Aron313, Im trying to detonate it with a cell phone also, can you tell me how you did it for yourself?

Should I just buy any type of alarm clock, what gauge nichrome wire would be perfect, do I need a specific kind of relay or is there a basic relay that would would work on any design. By the way I want to use fireworks instead of a personal alarm.

Would it be possible to change what is played when the alarm goes off? Such as changing it to sound an explosion for a prop?

can i connect the alarm clock to a voice recorder so that whenever i set an alarm, it will playback my voice? thanks in advance, it is for our thesis.

I have a timer much like this one but when the alarm goes off it beeps, its not a continuous sound, will the current from the short beeps be enough to activate the relay? or does it need to be constant. i want a count down timer to power a relay to fire off a confetti cannon. i was hoping to use an electromechanical relay for its looks, but is there another one that might work better?


If your sound input is not continuous use a latching relay. This is essentially a flip-flop and a relay combination. Did you already buy relays?

no i haven't gotten relays yet. i had actually looked at the latching relay option late last night. from what i can tell you need the charges to be reversed in order to turn it off again, any suggestions on that aspect? i was also not sure of how much input they typically need to switch. the alarm i currently have sweeps from .45 volts to .27 volts. about every second or so, but it beeps really fast so i think my meeter is a little to slow to get a super accurate reading.

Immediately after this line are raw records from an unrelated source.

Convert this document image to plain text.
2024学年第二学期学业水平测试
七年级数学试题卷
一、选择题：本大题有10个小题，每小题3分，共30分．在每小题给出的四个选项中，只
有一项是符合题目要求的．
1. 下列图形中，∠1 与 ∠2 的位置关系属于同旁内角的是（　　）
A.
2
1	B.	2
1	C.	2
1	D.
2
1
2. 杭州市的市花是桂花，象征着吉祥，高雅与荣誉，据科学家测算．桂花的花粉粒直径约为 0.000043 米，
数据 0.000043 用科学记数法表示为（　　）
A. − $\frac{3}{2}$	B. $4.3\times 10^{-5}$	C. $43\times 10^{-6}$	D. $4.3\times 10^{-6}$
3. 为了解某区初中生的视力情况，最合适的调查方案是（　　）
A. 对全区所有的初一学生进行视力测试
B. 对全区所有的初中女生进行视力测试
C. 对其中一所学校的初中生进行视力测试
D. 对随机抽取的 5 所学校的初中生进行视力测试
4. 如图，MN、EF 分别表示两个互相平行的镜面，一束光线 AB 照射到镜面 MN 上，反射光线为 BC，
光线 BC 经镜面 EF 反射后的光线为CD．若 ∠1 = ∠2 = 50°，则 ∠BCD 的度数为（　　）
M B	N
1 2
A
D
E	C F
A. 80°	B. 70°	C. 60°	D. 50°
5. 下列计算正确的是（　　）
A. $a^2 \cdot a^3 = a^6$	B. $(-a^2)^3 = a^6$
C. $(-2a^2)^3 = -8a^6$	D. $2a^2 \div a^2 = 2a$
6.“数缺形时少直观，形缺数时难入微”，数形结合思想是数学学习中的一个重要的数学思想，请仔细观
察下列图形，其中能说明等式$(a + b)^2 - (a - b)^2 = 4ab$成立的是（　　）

There are many relays available. If you cant find one that has a very low turn on voltage, then buy a transistor with a low threshold voltage, or a low voltage relay. And have it connect a source that has voltage high enough to trigger your latching relay. Then your circuit will look like this: Timer signal--> transistor --> latching relay Yes reverse voltage is needed to switch the latching relay. But for your application, a one time firing confetti gun, nothing matters after its been fired. Just disconnect the power to the circuit and then use it again.

heres a better idea, use a signal relay, with the source current (the sound output), passing through a low current high voltage (e.g A23, 12v) battery. signal relays can turn on high voltages with extremely low currents, such as mine which can turn on up to 15V 5A, using a current at least 5V 5ua (thats the next lowest form of miliamps), which is 0.005 or so miliamps. i have tested this instructable with my signal relays and they work fine, i also discoverd, with my cheap digital alarm clock, that on the microprocesor, or whatever the long black thing with all the pins has (i forgto the name), i remember if i shorted the first and second pins on one side while the alarm went off, or begun it with shorted, the alarm beep would be contant, and oddly become increasingly loud also, but only for 20seconds before it stoped.